«El peor momento fue cuando un compañero murió atropellado regulando un atasco»

El exresponsable policial reconoce que «aquellos accidentes donde hay varios fallecidos son los que más marcan»

J. P. SAN SEBASTIÁN.

Los dieciséis años en la cúpula de la Unidad de Tráfico han llevado a Santiago Núñez a enfrentarse a momentos trágicos, en muchas ocasiones difíciles de asumir.

- ¿Cuál ha sido el peor de todos?

- Durante estos años ha habido muchos momentos duros relacionados con los distintos ámbitos de actuación de la Unidad: accidentes graves con la existencia de varios fallecidos, siniestros sobredimensionados con vehículos pesados implicados y afectación grave a la movilidad, temporales en época de vialidad invernal con cierre de vías principales y grave alteración a la movilidad, etcétera.

- En uno de esos siniestros falleció precisamente un miembro de su unidad cuando regulaba unas retenciones provocadas por un accidente en Irura.

- Así es. Es el peor momento que me ha tocado vivir. Ocurrió el 14 de noviembre del año pasado. El agente Josu Uzkudun Egiguren llevaba destinado más de 30 años en la Unidad y reunía unas circunstancias concretas en el aspecto profesional y personal que hacía que fuese una persona muy especial y muy apreciada por todos. Por ello, si me lo permite, cuando faltan pocos días para que se cumpla un año del trágico hecho, me gustaría a través de estas líneas recordar y rendir un sincero homenaje a la trayectoria profesional y personal del agente, así como trasladar a la familia y en especial a su mujer, Sara, y a sus hijos, Gorka y Eneko, todo nuestro cariño y apoyo.

- De otros siniestros que ha tenido que gestionar ¿cuál es el que más huella le ha dejado y por qué?

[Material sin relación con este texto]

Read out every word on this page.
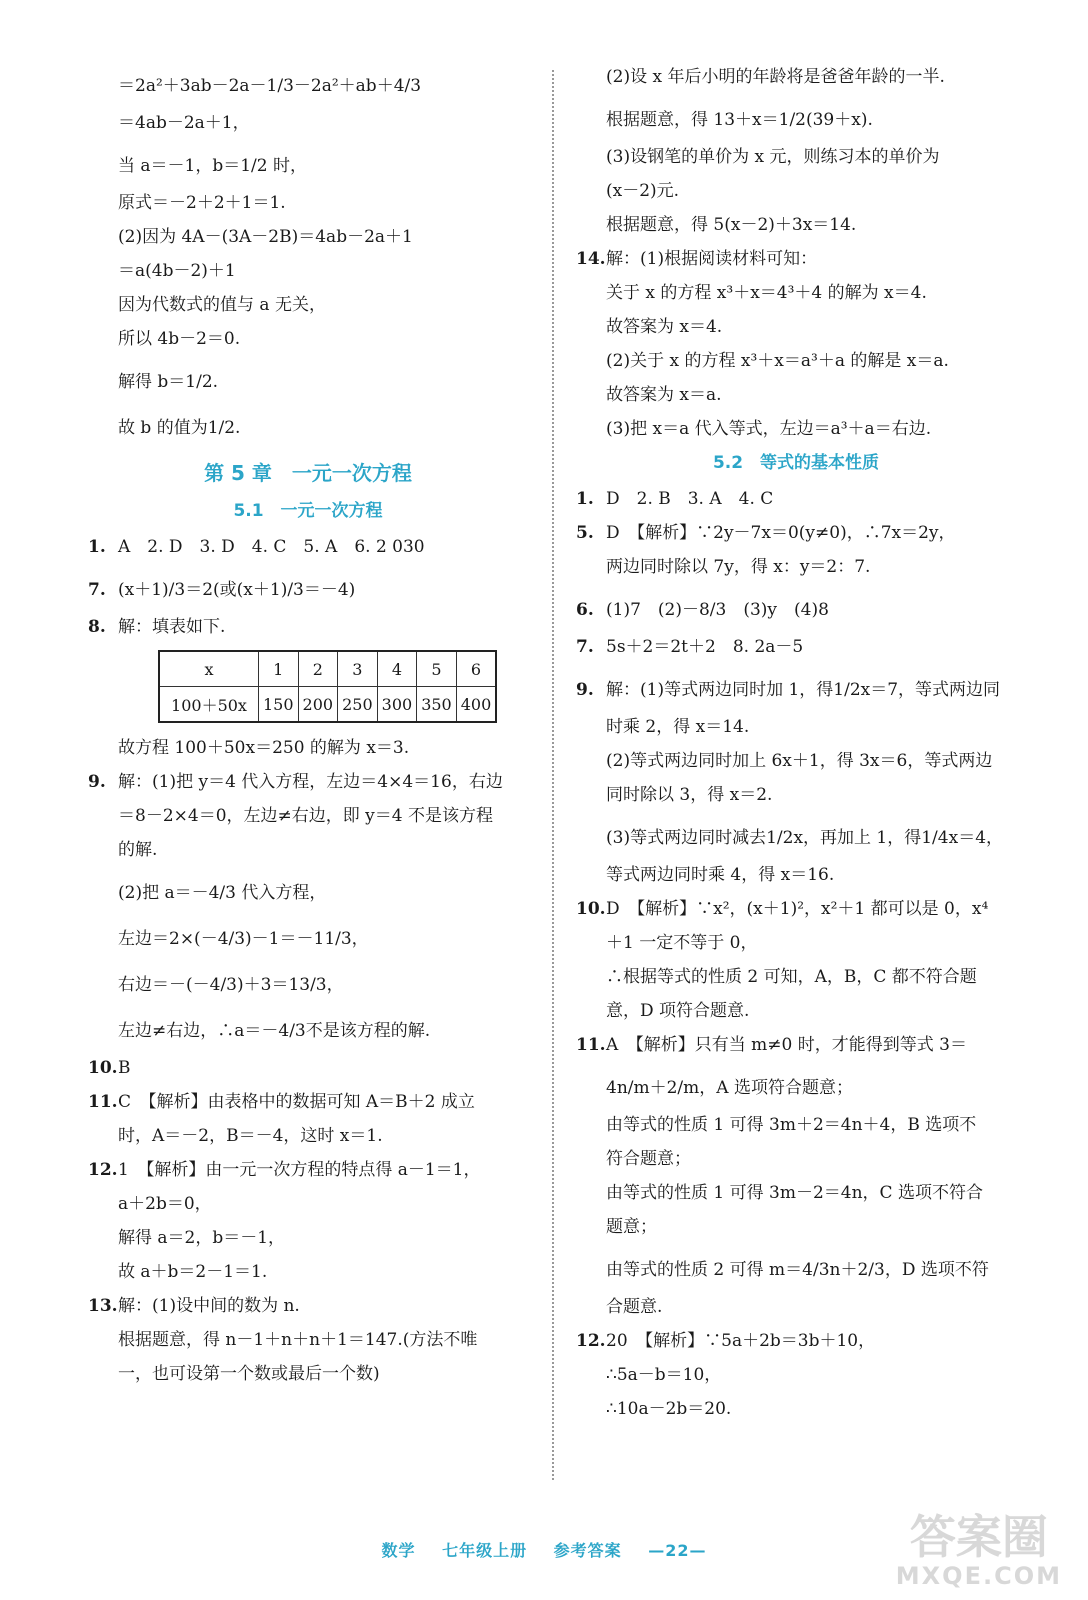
＝2a²＋3ab－2a－1/3－2a²＋ab＋4/3
＝4ab－2a＋1，
当 a＝－1，b＝1/2 时，
原式＝－2＋2＋1＝1.
(2)因为 4A－(3A－2B)＝4ab－2a＋1
＝a(4b－2)＋1
因为代数式的值与 a 无关，
所以 4b－2＝0.
解得 b＝1/2.
故 b 的值为1/2.
第 5 章　一元一次方程
5.1　一元一次方程
1. A　2. D　3. D　4. C　5. A　6. 2 030
7. (x＋1)/3＝2(或(x＋1)/3＝－4)
8. 解：填表如下.
x	1	2	3	4	5	6
100＋50x	150	200	250	300	350	400
故方程 100＋50x＝250 的解为 x＝3.
9. 解：(1)把 y＝4 代入方程，左边＝4×4＝16，右边
＝8－2×4＝0，左边≠右边，即 y＝4 不是该方程
的解.
(2)把 a＝－4/3 代入方程，
左边＝2×(－4/3)－1＝－11/3，
右边＝－(－4/3)＋3＝13/3，
左边≠右边，∴a＝－4/3不是该方程的解.
10.B
11.C　【解析】由表格中的数据可知 A＝B＋2 成立
时，A＝－2，B＝－4，这时 x＝1.
12.1　【解析】由一元一次方程的特点得 a－1＝1，
a＋2b＝0，
解得 a＝2，b＝－1，
故 a＋b＝2－1＝1.
13.解：(1)设中间的数为 n.
根据题意，得 n－1＋n＋n＋1＝147.(方法不唯
一，也可设第一个数或最后一个数)
(2)设 x 年后小明的年龄将是爸爸年龄的一半.
根据题意，得 13＋x＝1/2(39＋x).
(3)设钢笔的单价为 x 元，则练习本的单价为
(x－2)元.
根据题意，得 5(x－2)＋3x＝14.
14.解：(1)根据阅读材料可知：
关于 x 的方程 x³＋x＝4³＋4 的解为 x＝4.
故答案为 x＝4.
(2)关于 x 的方程 x³＋x＝a³＋a 的解是 x＝a.
故答案为 x＝a.
(3)把 x＝a 代入等式，左边＝a³＋a＝右边.
5.2　等式的基本性质
1. D　2. B　3. A　4. C
5. D　【解析】∵2y－7x＝0(y≠0)，∴7x＝2y，
两边同时除以 7y，得 x：y＝2：7.
6. (1)7　(2)－8/3　(3)y　(4)8
7. 5s＋2＝2t＋2　8. 2a－5
9. 解：(1)等式两边同时加 1，得1/2x＝7，等式两边同
时乘 2，得 x＝14.
(2)等式两边同时加上 6x＋1，得 3x＝6，等式两边
同时除以 3，得 x＝2.
(3)等式两边同时减去1/2x，再加上 1，得1/4x＝4，
等式两边同时乘 4，得 x＝16.
10.D　【解析】∵x²，(x＋1)²，x²＋1 都可以是 0，x⁴
＋1 一定不等于 0，
∴根据等式的性质 2 可知，A，B，C 都不符合题
意，D 项符合题意.
11.A　【解析】只有当 m≠0 时，才能得到等式 3＝
4n/m＋2/m，A 选项符合题意；
由等式的性质 1 可得 3m＋2＝4n＋4，B 选项不
符合题意；
由等式的性质 1 可得 3m－2＝4n，C 选项不符合
题意；
由等式的性质 2 可得 m＝4/3n＋2/3，D 选项不符
合题意.
12.20　【解析】∵5a＋2b＝3b＋10，
∴5a－b＝10，
∴10a－2b＝20.
数学 七年级上册 参考答案 —22—	答案圈
MXQE.COM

- No hay un caso concreto que pueda destacar, ya que han sido muchos. No obstante, aquellos accidentes donde existen varios fallecidos son los que más marcan. Cuando llegas al lugar, te interesas por las posibles causas y compruebas que estas se repiten accidente tras accidente, piensas que las víctimas tenían todo un proyecto de vida por delante que se ha frustrado en la mayoría de las ocasiones por un error humano. En esos instantes te invaden sensaciones de frustración, impotencia e incomprensión. No aciertas a comprender que un hecho tan trágico se haya vuelto a repetir.

-¿Y algún momento de satisfacción?

- Alguno no, muchos momentos de satisfacción, que guardan relación con la actividad diaria en sus diversas facetas, que van desde la propia relación con los agentes de la Unidad, con el personal de organismos externos con los que trabajamos de forma coordinada, con actuaciones de la Unidad que han ayudado a impedir víctimas, con logros y objetivos alcanzados, con distinciones y condecoraciones obtenidas por la Unidad... Por ello, en la balanza de estos años los momentos de satisfacción superan con creces a los malos.

-¿Y a partir de ahora, a qué se va a dedicar?

- Voy a tratar de disfrutar y dar más contenido a ese concepto denominado tiempo y que hasta ahora por el ejercicio de mi profesión quizás no haya podido disponer como hubiese querido, y poder dedicarlo a la familia y a desarrollar mis aficiones personales de distintos tipos y relacionadas con el deporte, el ocio, la cultura, etc.